Es stellt sich jedoch die Frage, ob dies wirklich der Fall ist und Twitter die Geschlechterunterschiede beim virtuellen Wahlkampf vermindert. In diesem Artikel gehe ich deshalb der Frage nach, wie sich die Präsenz und Nutzung von Twitter während dem Wahlkampf 2019 zwischen Frauen und Männern unterscheidet.

Am Wahltag und bei Abstimmungen floriert Twitter

Die untenstehende Grafik zeigt den Anteil Tweets zu den Wahlen 2019 am Gesamtanteil an Tweets zwischen Januar und Oktober 2019. Während die Beiträge zu den Wahlen generell zunehmen, schien der Wahlkampf ab August richtig Fahrt aufzunehmen. Nicht erstaunlich ist, dass die Hashtags zu den Wahlen 2019 bereits im Mai bei den Volksabstimmungen zur Steuerreform und AHV Finanzierung sowie der EU Waffenrichtlinie häufiger eingesetzt wurden.
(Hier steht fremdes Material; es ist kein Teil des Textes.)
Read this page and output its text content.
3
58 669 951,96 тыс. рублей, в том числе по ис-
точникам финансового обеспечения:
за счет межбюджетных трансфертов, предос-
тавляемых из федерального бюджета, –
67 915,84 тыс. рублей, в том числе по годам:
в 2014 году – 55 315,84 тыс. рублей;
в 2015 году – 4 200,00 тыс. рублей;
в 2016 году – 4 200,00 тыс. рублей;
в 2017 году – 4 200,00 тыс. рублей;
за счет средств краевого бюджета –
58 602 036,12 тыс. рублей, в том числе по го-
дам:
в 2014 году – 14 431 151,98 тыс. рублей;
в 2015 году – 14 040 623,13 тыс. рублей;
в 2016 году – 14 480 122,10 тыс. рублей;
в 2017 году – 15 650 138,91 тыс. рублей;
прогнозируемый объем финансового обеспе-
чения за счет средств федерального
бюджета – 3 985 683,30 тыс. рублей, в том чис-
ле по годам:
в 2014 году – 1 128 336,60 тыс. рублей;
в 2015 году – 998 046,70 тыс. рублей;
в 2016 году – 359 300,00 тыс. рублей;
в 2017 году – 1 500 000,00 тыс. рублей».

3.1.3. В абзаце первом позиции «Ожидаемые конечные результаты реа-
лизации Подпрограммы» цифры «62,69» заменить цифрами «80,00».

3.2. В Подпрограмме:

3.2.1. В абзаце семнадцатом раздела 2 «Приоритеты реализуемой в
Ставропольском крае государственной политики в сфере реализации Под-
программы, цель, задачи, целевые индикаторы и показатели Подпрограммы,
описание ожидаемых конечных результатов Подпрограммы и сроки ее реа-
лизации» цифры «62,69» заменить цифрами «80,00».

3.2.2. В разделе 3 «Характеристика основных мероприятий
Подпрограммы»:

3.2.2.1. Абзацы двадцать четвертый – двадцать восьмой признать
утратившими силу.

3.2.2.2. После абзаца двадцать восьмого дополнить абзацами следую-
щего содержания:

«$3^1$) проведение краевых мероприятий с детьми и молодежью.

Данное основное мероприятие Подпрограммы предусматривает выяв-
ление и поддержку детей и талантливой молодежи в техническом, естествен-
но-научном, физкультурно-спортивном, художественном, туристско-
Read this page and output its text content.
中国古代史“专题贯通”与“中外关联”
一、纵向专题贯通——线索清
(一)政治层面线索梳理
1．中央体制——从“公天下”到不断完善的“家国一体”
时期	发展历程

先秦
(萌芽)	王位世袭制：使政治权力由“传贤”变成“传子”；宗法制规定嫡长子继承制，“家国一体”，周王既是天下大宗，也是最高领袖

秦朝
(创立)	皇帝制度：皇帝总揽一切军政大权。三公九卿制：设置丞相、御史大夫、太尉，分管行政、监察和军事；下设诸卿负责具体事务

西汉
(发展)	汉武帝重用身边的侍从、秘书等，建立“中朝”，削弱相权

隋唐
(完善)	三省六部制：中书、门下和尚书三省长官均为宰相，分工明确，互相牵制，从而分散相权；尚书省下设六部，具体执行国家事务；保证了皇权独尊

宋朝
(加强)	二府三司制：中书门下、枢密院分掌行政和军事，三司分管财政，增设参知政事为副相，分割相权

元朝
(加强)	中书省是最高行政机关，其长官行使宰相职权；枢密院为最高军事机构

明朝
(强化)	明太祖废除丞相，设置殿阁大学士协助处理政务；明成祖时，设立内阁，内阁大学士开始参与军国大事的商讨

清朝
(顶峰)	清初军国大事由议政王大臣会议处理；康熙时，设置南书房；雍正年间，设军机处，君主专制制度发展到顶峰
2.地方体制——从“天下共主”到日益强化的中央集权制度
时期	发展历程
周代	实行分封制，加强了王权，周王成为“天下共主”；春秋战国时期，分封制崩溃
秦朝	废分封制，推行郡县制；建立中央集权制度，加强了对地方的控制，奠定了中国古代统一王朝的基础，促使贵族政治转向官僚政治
Sachabstimmungen werden von den Parteien und Kandidierenden genutzt, um ihre politischen Positionen zu verbreiten. Am häufigsten twitterten die Kandidierenden am Wahltag, dem 20. Oktober 2019. Die Hashtags wurden dabei hauptsächlich eingesetzt, um die Wahlresultate zu kommunizieren.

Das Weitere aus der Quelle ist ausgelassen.